Obama to Propose ‘Insourcing’ Tax Incentives

President Barack Obama plans to include tax incentives in his fiscal 2013 budget to encourage more U.S.-based multinational companies to relocate jobs from foreign countries back home.

At an event Wednesday with business leaders to promote so-called “insourcing” of jobs, Obama described in general terms how he intended to propose such incentives.

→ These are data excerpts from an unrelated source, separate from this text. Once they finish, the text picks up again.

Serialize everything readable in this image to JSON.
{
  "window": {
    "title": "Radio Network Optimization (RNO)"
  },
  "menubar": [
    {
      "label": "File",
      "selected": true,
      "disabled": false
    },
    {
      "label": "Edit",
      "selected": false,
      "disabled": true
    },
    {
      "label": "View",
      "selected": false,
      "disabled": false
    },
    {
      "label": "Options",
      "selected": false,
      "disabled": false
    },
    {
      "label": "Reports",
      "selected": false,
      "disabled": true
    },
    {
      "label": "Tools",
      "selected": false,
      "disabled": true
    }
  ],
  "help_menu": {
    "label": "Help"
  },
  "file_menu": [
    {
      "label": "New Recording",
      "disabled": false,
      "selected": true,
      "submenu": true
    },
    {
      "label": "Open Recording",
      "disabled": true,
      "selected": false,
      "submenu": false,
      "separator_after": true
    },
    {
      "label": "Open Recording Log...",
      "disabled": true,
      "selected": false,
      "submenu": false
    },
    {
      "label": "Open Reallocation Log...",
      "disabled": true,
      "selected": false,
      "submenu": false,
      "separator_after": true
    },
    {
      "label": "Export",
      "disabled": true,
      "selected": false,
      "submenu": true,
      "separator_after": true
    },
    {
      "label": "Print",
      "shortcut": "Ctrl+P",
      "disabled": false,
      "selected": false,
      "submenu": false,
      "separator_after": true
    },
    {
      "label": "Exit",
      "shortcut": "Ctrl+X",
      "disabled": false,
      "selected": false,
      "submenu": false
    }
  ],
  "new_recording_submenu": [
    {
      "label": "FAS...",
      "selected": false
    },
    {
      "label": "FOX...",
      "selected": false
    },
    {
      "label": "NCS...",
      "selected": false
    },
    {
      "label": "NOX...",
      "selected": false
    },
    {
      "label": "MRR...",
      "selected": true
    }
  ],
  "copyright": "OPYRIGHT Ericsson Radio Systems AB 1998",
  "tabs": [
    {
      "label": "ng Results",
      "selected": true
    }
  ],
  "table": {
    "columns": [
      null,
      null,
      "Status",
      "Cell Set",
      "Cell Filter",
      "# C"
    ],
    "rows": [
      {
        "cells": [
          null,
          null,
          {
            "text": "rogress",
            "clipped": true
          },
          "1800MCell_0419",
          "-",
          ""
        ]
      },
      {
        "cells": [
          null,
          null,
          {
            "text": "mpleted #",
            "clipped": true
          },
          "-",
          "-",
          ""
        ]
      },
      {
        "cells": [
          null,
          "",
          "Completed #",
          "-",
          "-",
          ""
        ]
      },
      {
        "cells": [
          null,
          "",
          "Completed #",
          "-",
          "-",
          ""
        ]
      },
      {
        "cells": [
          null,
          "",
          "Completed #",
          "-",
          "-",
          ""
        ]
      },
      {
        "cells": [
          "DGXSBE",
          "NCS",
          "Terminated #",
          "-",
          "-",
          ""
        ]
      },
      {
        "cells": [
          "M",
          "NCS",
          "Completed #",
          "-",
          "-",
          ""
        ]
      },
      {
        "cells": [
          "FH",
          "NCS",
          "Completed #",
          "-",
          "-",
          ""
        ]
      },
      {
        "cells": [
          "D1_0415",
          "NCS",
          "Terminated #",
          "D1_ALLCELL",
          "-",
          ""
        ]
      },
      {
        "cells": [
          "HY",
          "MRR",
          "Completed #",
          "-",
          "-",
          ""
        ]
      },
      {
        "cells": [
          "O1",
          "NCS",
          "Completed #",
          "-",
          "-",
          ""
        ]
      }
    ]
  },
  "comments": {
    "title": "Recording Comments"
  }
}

“Right now, we’re at a unique moment, an inflection point, a period where we’ve got the opportunity for those jobs to come back,” said Obama. “And the business leaders in this room, they’re ahead of the curve, they recognize it. I’ll give you just a few examples. After shedding jobs for more than a decade, American manufacturers have now added jobs for two years in a row. That’s good news. But when a lot of folks are still looking for work, now is the time for us to step on the gas. So that’s why I pushed Congress to extend the payroll tax cut this year, so that 160 million working Americans weren’t hit with a tax hike. Now is the time to extend that middle class tax cut for all of this year. It’s the right thing to do, and we need to get that done. But we’re going to have to do more. And that’s why, in the next few weeks, we’re also going to put forward new tax proposals that reward companies that choose to bring jobs home and invest in America. And we’re going to eliminate tax breaks for companies that are moving jobs overseas, because there is an opportunity to be had right here and right now.  There are workers ready to work, right now.”

Obama noted that he has also set a goal of doubling U.S. exports of goods and services by 2014, and the administration is already “a little ahead of schedule in meeting that goal.”